One more finding that I'll note, since the photoconversion technique actually seems to be able to answer this question pretty well:

To directly assess whether T cells primed in the gut can traffic to the brain, we again used the photoconvertible mouse model and photoconverted cells in the entire GI tract. We found gut-photoconverted T cells broadly across all tissues surveyed in adolescent and weaning-aged mice, as described previously, including the brain (Fig. 3d and Extended Data Fig. 6k–l). Weaning-induced CD4 T cell trafficking into the brain could be blocked both by VLA4 and anti-LFA-1 blockade and by S1P receptor agonism (Extended Data Fig. 6m,n). Together, these data suggest that brain CD4 T cells migrate into the brain from the periphery, namely the GI and adipose tissues, through blood vessels.

Translation: T-cells primed in the gut can travel to the brain, but don't travel only to the brain.

 

[jnmaciuch]

I'm even more confused because they said that they did do Harmony integration for the human samples but not the mice, where their tissue-specific conclusions initially come from. And the harmony integration of the human samples still looks like there's substantial batch effect to my eye. That two-color tennis ball effect where you have one cluster but half is from one sample and half is another is a clear-as-day indication of batch effect in a single cell study.
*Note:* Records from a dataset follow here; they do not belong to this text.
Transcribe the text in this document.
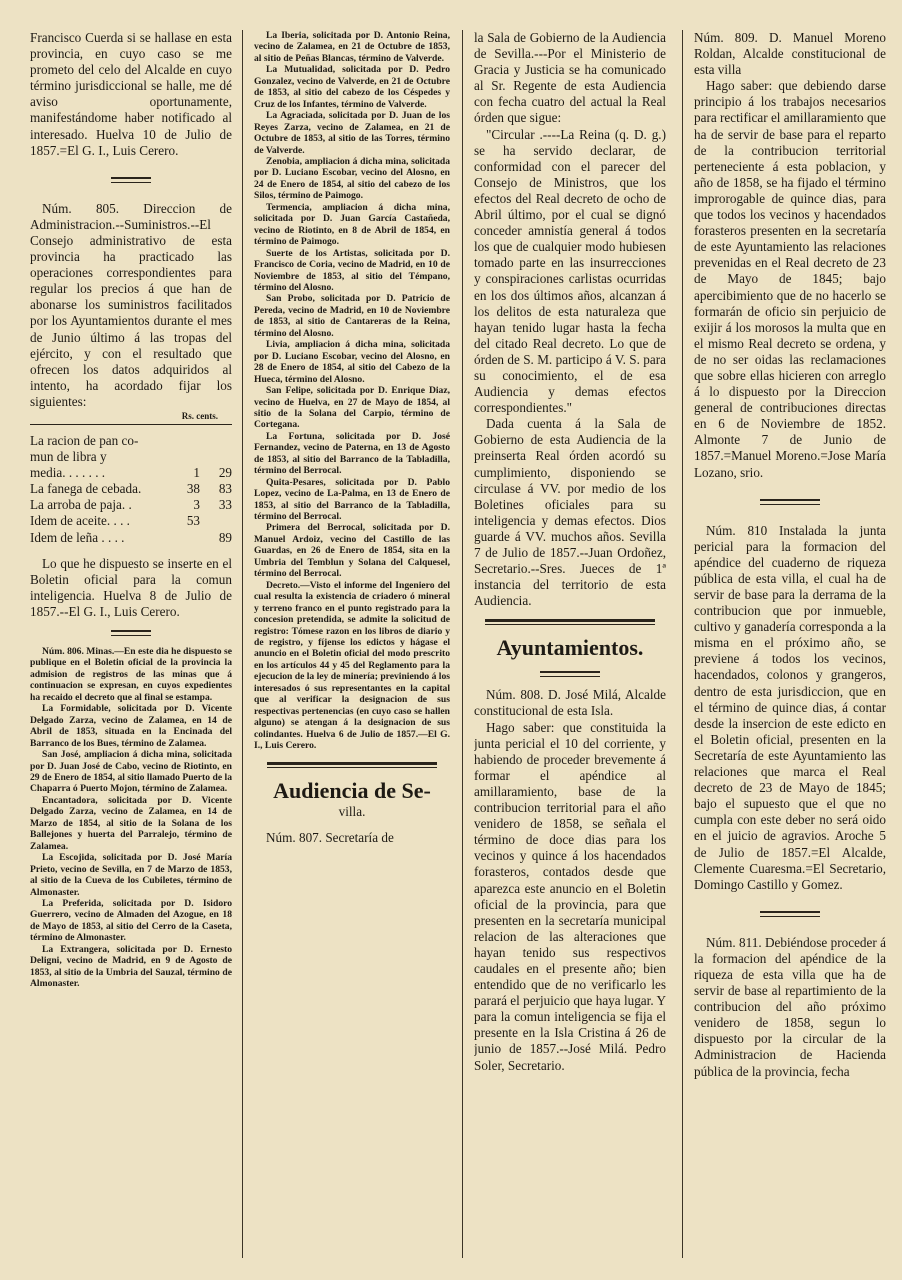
Francisco Cuerda si se hallase en esta provincia, en cuyo caso se me prometo del celo del Alcalde en cuyo término jurisdiccional se halle, me dé aviso oportunamente, manifestándome haber notificado al interesado. Huelva 10 de Julio de 1857.=El G. I., Luis Cerero.

Núm. 805. Direccion de Administracion.--Suministros.--El Consejo administrativo de esta provincia ha practicado las operaciones correspondientes para regular los precios á que han de abonarse los suministros facilitados por los Ayuntamientos durante el mes de Junio último á las tropas del ejército, y con el resultado que ofrecen los datos adquiridos al intento, ha acordado fijar los siguientes:

Rs. cents.
La racion de pan co-		
mun de libra y		
media. . . . . . .	1	29
La fanega de cebada.	38	83
La arroba de paja. .	3	33
Idem de aceite. . . .	53	
Idem de leña . . . .		89

Lo que he dispuesto se inserte en el Boletin oficial para la comun inteligencia. Huelva 8 de Julio de 1857.--El G. I., Luis Cerero.

Núm. 806. Minas.—En este dia he dispuesto se publique en el Boletin oficial de la provincia la admision de registros de las minas que á continuacion se expresan, en cuyos expedientes ha recaido el decreto que al final se estampa.

La Formidable, solicitada por D. Vicente Delgado Zarza, vecino de Zalamea, en 14 de Abril de 1853, situada en la Encinada del Barranco de los Bues, término de Zalamea.

San José, ampliacion á dicha mina, solicitada por D. Juan José de Cabo, vecino de Riotinto, en 29 de Enero de 1854, al sitio llamado Puerto de la Chaparra ó Puerto Mojon, término de Zalamea.

Encantadora, solicitada por D. Vicente Delgado Zarza, vecino de Zalamea, en 14 de Marzo de 1854, al sitio de la Solana de los Ballejones y huerta del Parralejo, término de Zalamea.

La Escojida, solicitada por D. José María Prieto, vecino de Sevilla, en 7 de Marzo de 1853, al sitio de la Cueva de los Cubiletes, término de Almonaster.

La Preferida, solicitada por D. Isidoro Guerrero, vecino de Almaden del Azogue, en 18 de Mayo de 1853, al sitio del Cerro de la Caseta, término de Almonaster.

La Extrangera, solicitada por D. Ernesto Deligni, vecino de Madrid, en 9 de Agosto de 1853, al sitio de la Umbria del Sauzal, término de Almonaster.

La Iberia, solicitada por D. Antonio Reina, vecino de Zalamea, en 21 de Octubre de 1853, al sitio de Peñas Blancas, término de Valverde.

La Mutualidad, solicitada por D. Pedro Gonzalez, vecino de Valverde, en 21 de Octubre de 1853, al sitio del cabezo de los Céspedes y Cruz de los Infantes, término de Valverde.

La Agraciada, solicitada por D. Juan de los Reyes Zarza, vecino de Zalamea, en 21 de Octubre de 1853, al sitio de las Torres, término de Valverde.

Zenobia, ampliacion á dicha mina, solicitada por D. Luciano Escobar, vecino del Alosno, en 24 de Enero de 1854, al sitio del cabezo de los Silos, término de Paimogo.

Termencia, ampliacion á dicha mina, solicitada por D. Juan García Castañeda, vecino de Riotinto, en 8 de Abril de 1854, en término de Paimogo.

Suerte de los Artistas, solicitada por D. Francisco de Coria, vecino de Madrid, en 10 de Noviembre de 1853, al sitio del Témpano, término del Alosno.

San Probo, solicitada por D. Patricio de Pereda, vecino de Madrid, en 10 de Noviembre de 1853, al sitio de Cantareras de la Reina, término del Alosno.

Livia, ampliacion á dicha mina, solicitada por D. Luciano Escobar, vecino del Alosno, en 28 de Enero de 1854, al sitio del Cabezo de la Hueca, término del Alosno.

San Felipe, solicitada por D. Enrique Diaz, vecino de Huelva, en 27 de Mayo de 1854, al sitio de la Solana del Carpio, término de Cortegana.

La Fortuna, solicitada por D. José Fernandez, vecino de Paterna, en 13 de Agosto de 1853, al sitio del Barranco de la Tabladilla, término del Berrocal.

Quita-Pesares, solicitada por D. Pablo Lopez, vecino de La-Palma, en 13 de Enero de 1853, al sitio del Barranco de la Tabladilla, término del Berrocal.

Primera del Berrocal, solicitada por D. Manuel Ardoiz, vecino del Castillo de las Guardas, en 26 de Enero de 1854, sita en la Umbria del Temblun y Solana del Calquesel, término del Berrocal.

Decreto.—Visto el informe del Ingeniero del cual resulta la existencia de criadero ó mineral y terreno franco en el punto registrado para la concesion pretendida, se admite la solicitud de registro: Tómese razon en los libros de diario y de registro, y fíjense los edictos y hágase el anuncio en el Boletin oficial del modo prescrito en los artículos 44 y 45 del Reglamento para la ejecucion de la ley de minería; previniendo á los interesados ó sus representantes en la capital que al verificar la designacion de sus respectivas pertenencias (en cuyo caso se hallen alguno) se atengan á la designacion de sus colindantes. Huelva 6 de Julio de 1857.—El G. I., Luis Cerero.

Audiencia de Se-
villa.

Núm. 807. Secretaría de

la Sala de Gobierno de la Audiencia de Sevilla.---Por el Ministerio de Gracia y Justicia se ha comunicado al Sr. Regente de esta Audiencia con fecha cuatro del actual la Real órden que sigue:

"Circular .----La Reina (q. D. g.) se ha servido declarar, de conformidad con el parecer del Consejo de Ministros, que los efectos del Real decreto de ocho de Abril último, por el cual se dignó conceder amnistía general á todos los que de cualquier modo hubiesen tomado parte en las insurrecciones y conspiraciones carlistas ocurridas en los dos últimos años, alcanzan á los delitos de esta naturaleza que hayan tenido lugar hasta la fecha del citado Real decreto. Lo que de órden de S. M. participo á V. S. para su conocimiento, el de esa Audiencia y demas efectos correspondientes."

Dada cuenta á la Sala de Gobierno de esta Audiencia de la preinserta Real órden acordó su cumplimiento, disponiendo se circulase á VV. por medio de los Boletines oficiales para su inteligencia y demas efectos. Dios guarde á VV. muchos años. Sevilla 7 de Julio de 1857.--Juan Ordoñez, Secretario.--Sres. Jueces de 1ª instancia del territorio de esta Audiencia.

Ayuntamientos.

Núm. 808. D. José Milá, Alcalde constitucional de esta Isla.

Hago saber: que constituida la junta pericial el 10 del corriente, y habiendo de proceder brevemente á formar el apéndice al amillaramiento, base de la contribucion territorial para el año venidero de 1858, se señala el término de doce dias para los vecinos y quince á los hacendados forasteros, contados desde que aparezca este anuncio en el Boletin oficial de la provincia, para que presenten en la secretaría municipal relacion de las alteraciones que hayan tenido sus respectivos caudales en el presente año; bien entendido que de no verificarlo les parará el perjuicio que haya lugar. Y para la comun inteligencia se fija el presente en la Isla Cristina á 26 de junio de 1857.--José Milá. Pedro Soler, Secretario.

Núm. 809. D. Manuel Moreno Roldan, Alcalde constitucional de esta villa

Hago saber: que debiendo darse principio á los trabajos necesarios para rectificar el amillaramiento que ha de servir de base para el reparto de la contribucion territorial perteneciente á esta poblacion, y año de 1858, se ha fijado el término improrogable de quince dias, para que todos los vecinos y hacendados forasteros presenten en la secretaría de este Ayuntamiento las relaciones prevenidas en el Real decreto de 23 de Mayo de 1845; bajo apercibimiento que de no hacerlo se formarán de oficio sin perjuicio de exijir á los morosos la multa que en el mismo Real decreto se ordena, y de no ser oidas las reclamaciones que sobre ellas hicieren con arreglo á lo dispuesto por la Direccion general de contribuciones directas en 6 de Noviembre de 1852. Almonte 7 de Junio de 1857.=Manuel Moreno.=Jose María Lozano, srio.

Núm. 810 Instalada la junta pericial para la formacion del apéndice del cuaderno de riqueza pública de esta villa, el cual ha de servir de base para la derrama de la contribucion que por inmueble, cultivo y ganadería corresponda a la misma en el próximo año, se previene á todos los vecinos, hacendados, colonos y grangeros, dentro de esta jurisdiccion, que en el término de quince dias, á contar desde la insercion de este edicto en el Boletin oficial, presenten en la Secretaría de este Ayuntamiento las relaciones que marca el Real decreto de 23 de Mayo de 1845; bajo el supuesto que el que no cumpla con este deber no será oido en el juicio de agravios. Aroche 5 de Julio de 1857.=El Alcalde, Clemente Cuaresma.=El Secretario, Domingo Castillo y Gomez.

Núm. 811. Debiéndose proceder á la formacion del apéndice de la riqueza de esta villa que ha de servir de base al repartimiento de la contribucion del año próximo venidero de 1858, segun lo dispuesto por la circular de la Administracion de Hacienda pública de la provincia, fecha
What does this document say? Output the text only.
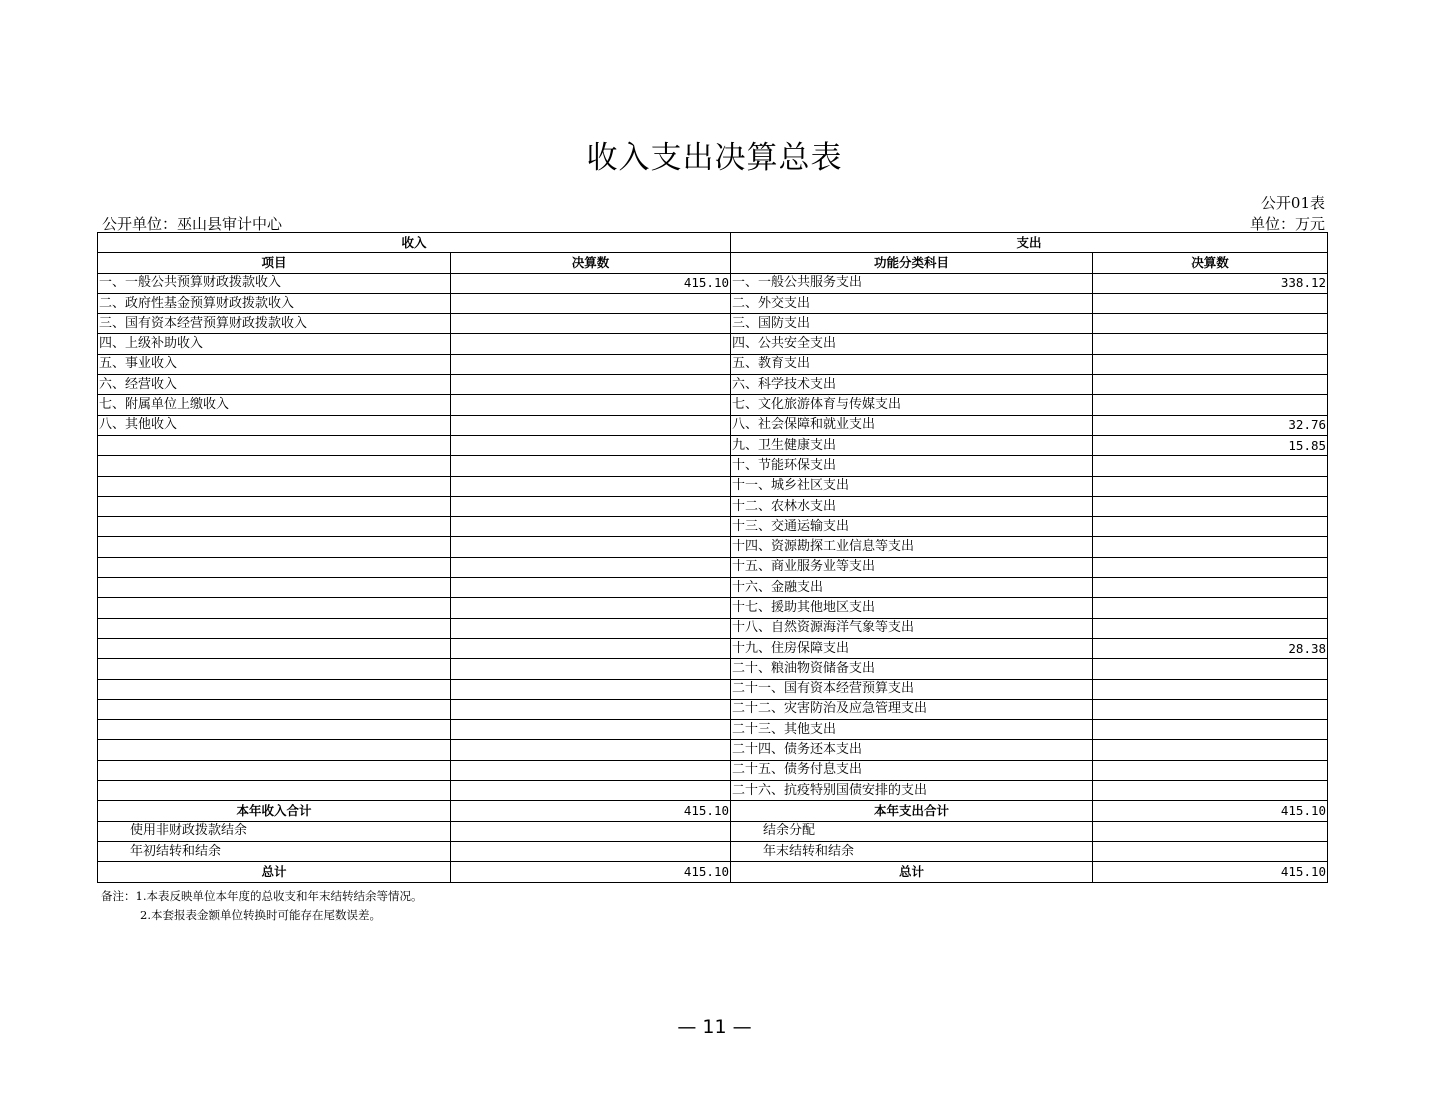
收入支出决算总表
公开01表
公开单位：巫山县审计中心	单位：万元
收入		支出	
项目	决算数	功能分类科目	决算数
一、一般公共预算财政拨款收入	415.10	一、一般公共服务支出	338.12
二、政府性基金预算财政拨款收入		二、外交支出	
三、国有资本经营预算财政拨款收入		三、国防支出	
四、上级补助收入		四、公共安全支出	
五、事业收入		五、教育支出	
六、经营收入		六、科学技术支出	
七、附属单位上缴收入		七、文化旅游体育与传媒支出	
八、其他收入		八、社会保障和就业支出	32.76
		九、卫生健康支出	15.85
		十、节能环保支出	
		十一、城乡社区支出	
		十二、农林水支出	
		十三、交通运输支出	
		十四、资源勘探工业信息等支出	
		十五、商业服务业等支出	
		十六、金融支出	
		十七、援助其他地区支出	
		十八、自然资源海洋气象等支出	
		十九、住房保障支出	28.38
		二十、粮油物资储备支出	
		二十一、国有资本经营预算支出	
		二十二、灾害防治及应急管理支出	
		二十三、其他支出	
		二十四、债务还本支出	
		二十五、债务付息支出	
		二十六、抗疫特别国债安排的支出	
本年收入合计	415.10	本年支出合计	415.10
使用非财政拨款结余		结余分配	
年初结转和结余		年末结转和结余	
总计	415.10	总计	415.10
备注：1.本表反映单位本年度的总收支和年末结转结余等情况。
2.本套报表金额单位转换时可能存在尾数误差。
— 11 —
They also didn't mention any normalization in mouse or human so I'm truly hoping they just left that detail out, which seems very weird considering they listed every single QC parameter filter for every tissue type but not the very important normalization method. Did two separate people do the mouse vs. human analyses?

This is really disappointing since I think these findings had the potential to be really informative, but I'm just finding it really hard to trust any of the analysis now.

 

[Jonathan Edwards]

I must admit that I had not bothered to interrogate the gut-related story here, which sounded dodgy from the start. I would take a step back and simply note that there is such a thing as a subfornical organ and that it might be relevant if it is confirmed that T cells are involved in ME/CFS.